Markup. Thats the first thing that happens, everything costs more and even if you get a discount which is only a feelgood psychological trick you are getting done.

Stale. That is the second thing. You get to pay more for out of date stuff, stuff that has been taken off the supermarket shelf because of a short date gets repackaged as fresh goods for the poor bastards on the ship. I just had a bowl of cornflakes with milk (fresh so I thought), the first spoon went into my gob and out again rapidly followed by milk wet cornflakes spluttering from my face thanks to the acid sour taste. It is the 3rd of July, the milk had 2nd of July on the package, bought the day before in a former communist state now part of the EU. There is only one thing to say, get used to long life milk.

Brand replicas. You ask for Kellogg’s corn flakes and you get something in a similar sized box and nearly the same colour flake, but tastes like crap.

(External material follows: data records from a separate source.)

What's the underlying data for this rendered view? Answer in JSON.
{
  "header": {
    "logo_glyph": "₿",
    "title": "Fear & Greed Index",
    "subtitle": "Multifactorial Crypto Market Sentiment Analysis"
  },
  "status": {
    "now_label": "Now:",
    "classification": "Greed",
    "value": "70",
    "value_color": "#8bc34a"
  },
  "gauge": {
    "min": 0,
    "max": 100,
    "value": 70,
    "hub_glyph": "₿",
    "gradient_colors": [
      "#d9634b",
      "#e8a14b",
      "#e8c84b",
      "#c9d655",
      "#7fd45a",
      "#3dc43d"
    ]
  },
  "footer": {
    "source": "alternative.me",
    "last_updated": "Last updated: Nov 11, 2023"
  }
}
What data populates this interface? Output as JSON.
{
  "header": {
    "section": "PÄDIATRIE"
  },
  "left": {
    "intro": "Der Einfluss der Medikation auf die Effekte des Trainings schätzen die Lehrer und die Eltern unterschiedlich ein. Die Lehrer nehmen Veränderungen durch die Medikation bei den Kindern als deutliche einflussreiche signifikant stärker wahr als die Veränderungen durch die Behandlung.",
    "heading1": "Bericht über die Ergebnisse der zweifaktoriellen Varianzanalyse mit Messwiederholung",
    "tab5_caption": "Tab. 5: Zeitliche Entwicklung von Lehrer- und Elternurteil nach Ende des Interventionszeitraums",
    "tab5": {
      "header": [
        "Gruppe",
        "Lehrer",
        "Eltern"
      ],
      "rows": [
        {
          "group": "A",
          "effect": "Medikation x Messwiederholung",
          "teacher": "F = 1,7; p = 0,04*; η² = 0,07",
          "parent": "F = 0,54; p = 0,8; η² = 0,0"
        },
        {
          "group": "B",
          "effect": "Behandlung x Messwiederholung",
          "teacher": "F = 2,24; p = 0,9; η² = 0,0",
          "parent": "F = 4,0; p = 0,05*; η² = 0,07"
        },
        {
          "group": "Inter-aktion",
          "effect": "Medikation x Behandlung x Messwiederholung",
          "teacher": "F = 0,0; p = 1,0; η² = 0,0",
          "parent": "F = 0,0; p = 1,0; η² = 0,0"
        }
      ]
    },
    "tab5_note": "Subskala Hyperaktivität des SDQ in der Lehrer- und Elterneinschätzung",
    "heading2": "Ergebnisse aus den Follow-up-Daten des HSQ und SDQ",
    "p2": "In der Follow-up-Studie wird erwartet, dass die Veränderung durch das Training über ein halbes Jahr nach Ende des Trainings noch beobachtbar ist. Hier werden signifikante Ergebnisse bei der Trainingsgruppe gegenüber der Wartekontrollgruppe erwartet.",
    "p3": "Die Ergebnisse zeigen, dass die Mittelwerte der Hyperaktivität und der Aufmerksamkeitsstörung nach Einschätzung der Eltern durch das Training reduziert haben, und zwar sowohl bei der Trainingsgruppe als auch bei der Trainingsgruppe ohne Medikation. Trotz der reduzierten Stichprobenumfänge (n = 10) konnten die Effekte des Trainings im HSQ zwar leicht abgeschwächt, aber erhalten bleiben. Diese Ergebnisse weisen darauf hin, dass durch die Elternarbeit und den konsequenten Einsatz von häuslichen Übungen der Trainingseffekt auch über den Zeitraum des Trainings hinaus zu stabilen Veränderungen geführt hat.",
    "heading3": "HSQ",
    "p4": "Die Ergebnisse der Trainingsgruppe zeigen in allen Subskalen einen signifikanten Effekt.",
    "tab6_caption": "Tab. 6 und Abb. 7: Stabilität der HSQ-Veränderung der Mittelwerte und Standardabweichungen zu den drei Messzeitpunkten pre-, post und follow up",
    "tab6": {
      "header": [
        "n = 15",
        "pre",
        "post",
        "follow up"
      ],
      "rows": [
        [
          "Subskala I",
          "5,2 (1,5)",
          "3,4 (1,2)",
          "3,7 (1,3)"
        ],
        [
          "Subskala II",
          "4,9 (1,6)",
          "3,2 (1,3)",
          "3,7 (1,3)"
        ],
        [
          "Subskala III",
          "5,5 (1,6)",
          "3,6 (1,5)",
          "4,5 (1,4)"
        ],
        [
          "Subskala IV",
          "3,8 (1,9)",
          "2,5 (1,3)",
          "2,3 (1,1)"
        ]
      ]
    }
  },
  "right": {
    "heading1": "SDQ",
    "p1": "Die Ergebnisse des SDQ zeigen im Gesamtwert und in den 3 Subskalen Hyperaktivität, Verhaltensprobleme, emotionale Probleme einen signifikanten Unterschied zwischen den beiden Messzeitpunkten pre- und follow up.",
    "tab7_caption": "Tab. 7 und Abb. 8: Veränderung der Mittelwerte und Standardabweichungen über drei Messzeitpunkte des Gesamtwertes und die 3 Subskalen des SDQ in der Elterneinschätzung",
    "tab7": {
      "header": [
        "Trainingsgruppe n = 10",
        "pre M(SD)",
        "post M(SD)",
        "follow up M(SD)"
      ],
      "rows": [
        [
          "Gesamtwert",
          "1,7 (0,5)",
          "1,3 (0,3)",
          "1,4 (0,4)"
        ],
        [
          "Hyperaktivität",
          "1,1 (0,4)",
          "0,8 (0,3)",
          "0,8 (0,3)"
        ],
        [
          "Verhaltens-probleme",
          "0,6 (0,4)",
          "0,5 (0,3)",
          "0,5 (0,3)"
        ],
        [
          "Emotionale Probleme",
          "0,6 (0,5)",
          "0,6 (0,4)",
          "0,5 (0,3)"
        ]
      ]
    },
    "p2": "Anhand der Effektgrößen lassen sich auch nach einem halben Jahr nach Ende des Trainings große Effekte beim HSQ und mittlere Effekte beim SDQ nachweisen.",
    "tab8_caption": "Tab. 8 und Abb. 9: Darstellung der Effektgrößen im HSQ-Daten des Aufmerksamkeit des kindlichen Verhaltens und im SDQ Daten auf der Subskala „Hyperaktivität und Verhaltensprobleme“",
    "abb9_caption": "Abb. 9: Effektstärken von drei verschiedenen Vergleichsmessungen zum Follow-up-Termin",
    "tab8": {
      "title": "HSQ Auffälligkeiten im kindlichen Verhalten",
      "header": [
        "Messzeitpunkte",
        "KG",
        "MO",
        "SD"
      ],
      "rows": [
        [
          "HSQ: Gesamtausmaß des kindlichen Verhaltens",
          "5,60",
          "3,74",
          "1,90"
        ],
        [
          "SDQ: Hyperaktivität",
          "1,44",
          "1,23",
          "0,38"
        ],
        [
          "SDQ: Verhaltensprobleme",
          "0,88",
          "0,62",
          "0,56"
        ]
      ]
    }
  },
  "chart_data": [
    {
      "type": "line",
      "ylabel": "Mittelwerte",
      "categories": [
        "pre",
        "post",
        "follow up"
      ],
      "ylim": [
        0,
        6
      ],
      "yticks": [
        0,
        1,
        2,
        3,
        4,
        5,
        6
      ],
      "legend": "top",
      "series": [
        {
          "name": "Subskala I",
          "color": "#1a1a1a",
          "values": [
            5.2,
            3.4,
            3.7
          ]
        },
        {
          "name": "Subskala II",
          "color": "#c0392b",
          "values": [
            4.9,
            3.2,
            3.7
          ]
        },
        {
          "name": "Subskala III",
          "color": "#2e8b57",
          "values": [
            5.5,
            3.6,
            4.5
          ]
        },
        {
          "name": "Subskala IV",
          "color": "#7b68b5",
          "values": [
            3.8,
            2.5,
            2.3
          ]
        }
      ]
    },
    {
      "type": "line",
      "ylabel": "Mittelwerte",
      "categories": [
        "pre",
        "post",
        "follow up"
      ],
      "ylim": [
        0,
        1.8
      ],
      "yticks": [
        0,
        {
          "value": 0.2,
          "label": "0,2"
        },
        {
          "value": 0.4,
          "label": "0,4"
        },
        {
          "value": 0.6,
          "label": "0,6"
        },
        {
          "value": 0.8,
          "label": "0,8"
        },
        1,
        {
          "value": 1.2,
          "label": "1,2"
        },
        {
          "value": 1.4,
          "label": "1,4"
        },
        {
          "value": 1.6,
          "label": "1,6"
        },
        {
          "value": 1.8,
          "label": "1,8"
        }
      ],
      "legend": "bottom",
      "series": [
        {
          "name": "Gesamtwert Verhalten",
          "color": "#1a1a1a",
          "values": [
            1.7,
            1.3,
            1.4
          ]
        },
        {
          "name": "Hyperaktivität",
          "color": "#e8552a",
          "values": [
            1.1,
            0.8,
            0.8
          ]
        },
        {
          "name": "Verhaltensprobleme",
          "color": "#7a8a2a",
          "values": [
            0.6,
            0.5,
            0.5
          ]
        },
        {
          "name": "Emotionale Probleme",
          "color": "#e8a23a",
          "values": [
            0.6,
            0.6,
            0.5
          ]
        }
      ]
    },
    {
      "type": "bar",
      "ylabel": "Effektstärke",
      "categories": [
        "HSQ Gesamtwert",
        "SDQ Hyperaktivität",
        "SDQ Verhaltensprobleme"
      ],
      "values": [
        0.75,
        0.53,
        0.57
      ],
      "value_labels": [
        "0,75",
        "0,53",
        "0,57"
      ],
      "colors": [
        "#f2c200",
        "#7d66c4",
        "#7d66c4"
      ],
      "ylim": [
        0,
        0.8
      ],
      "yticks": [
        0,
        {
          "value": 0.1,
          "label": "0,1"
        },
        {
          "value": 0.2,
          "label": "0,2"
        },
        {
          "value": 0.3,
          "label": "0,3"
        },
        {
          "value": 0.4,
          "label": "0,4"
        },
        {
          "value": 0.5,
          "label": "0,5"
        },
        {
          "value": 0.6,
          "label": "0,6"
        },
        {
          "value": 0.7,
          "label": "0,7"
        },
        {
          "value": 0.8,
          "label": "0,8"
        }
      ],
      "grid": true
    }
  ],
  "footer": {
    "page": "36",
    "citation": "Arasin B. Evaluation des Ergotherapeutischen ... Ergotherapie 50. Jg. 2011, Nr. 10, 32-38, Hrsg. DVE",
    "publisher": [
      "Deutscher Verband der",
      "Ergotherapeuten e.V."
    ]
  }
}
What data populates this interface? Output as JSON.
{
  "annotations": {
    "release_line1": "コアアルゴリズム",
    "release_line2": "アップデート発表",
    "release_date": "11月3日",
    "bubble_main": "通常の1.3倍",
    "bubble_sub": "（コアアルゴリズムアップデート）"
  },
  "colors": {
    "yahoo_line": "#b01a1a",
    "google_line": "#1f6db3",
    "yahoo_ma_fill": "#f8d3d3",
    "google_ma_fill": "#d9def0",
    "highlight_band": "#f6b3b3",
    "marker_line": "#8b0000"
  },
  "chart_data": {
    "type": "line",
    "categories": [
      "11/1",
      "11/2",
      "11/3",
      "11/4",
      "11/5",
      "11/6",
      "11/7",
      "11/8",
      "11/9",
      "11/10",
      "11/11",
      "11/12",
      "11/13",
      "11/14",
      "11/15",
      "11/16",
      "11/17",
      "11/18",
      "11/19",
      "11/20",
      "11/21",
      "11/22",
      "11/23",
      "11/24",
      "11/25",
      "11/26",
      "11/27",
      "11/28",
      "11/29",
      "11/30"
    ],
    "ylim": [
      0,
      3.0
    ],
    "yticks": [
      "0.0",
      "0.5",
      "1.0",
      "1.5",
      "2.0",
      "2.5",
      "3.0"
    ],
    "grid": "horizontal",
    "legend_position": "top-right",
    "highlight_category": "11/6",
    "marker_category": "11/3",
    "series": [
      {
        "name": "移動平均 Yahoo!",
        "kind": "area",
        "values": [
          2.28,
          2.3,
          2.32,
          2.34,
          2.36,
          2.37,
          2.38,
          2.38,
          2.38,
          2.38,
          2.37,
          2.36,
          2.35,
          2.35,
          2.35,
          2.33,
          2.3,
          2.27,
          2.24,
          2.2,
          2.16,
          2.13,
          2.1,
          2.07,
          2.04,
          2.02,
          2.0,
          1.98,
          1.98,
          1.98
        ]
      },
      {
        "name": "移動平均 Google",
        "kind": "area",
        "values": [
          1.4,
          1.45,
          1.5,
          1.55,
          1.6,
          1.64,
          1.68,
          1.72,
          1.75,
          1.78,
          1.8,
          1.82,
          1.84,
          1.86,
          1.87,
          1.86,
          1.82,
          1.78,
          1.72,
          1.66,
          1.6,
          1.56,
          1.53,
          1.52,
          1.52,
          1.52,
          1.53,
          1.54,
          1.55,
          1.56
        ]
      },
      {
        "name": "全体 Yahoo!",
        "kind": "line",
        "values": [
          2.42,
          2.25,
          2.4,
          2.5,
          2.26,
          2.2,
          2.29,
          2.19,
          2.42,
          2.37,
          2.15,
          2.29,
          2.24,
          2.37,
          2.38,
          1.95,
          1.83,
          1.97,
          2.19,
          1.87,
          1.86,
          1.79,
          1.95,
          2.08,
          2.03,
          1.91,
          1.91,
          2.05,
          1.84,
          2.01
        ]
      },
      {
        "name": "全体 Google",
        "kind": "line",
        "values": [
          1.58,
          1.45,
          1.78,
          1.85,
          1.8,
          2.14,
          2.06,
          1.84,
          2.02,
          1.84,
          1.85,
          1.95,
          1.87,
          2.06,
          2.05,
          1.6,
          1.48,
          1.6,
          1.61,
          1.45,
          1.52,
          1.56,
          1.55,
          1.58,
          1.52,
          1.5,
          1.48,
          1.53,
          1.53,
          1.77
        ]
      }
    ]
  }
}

For Marine use only. You get products that the EU won’t allow on the shelves because of banned additives and colourants.

Frozen. Or refrozen, I joined a ship in the Persian gulf once it was so hot that my shoe police liquefied. The chandler had frozen meat covered in canvas, no container………you don’t want to think about this too much, or just eat vegetarian.

Careless. We had one guy deliver bags of rice, big 50kg bags the classic hessian sack. He left them on the jetty in the pouring rain. Hello, rice water??

Of course the majority of them are OK, the few give a bad rep to the rest of the trade and hence the term Ship swindler.
Bad cornflakes and sour milk. Life can be tough!

Wake up

bridge fridge

Early on the a.m. of the 1st of May, I was jolted to a state of wakedness close to zombie by the phone ringing in my cabin, a voice told me ” mooring stations in 20 minutes, fresh coffee on the bridge”. I pulled on clothes and stumbled up to the bridge, the old man and the pilot were standing facing the radars one apiece. I call him the old man but there is only a month between us in age, but aeons between us otherwise. The green glow of the radar screens gave the two men a space age look, the VHF was spluttering numbers and names and the engines were rumbling at manouevering speed. I mumbled a good morning, and set about the task of waking up with a good cup of strong Swedish roast coffee, Gevalia dark roast, black roast, the Swedes drink it neat, I have to have milk.
Observe if you will the 2 cartons in the photo, one is milk the other orange juice. Both are the same size, and have a similar screw top cap. Tetrapak standards. Imagine a near dark bridge and a hand groping in the fridge for the milk, feeling something that resembles the mentally stored object in the head and pours it into the coffee and before you can say, why is there a smell of orange juice splat in the sink followed by eurrrgh what the fuhhhk!. The unwanted cocktail woke me up though.
Funny how coffee and orange juice are great for breakfast along with toast and the morning papers, not together at 3 am before mooring stations though.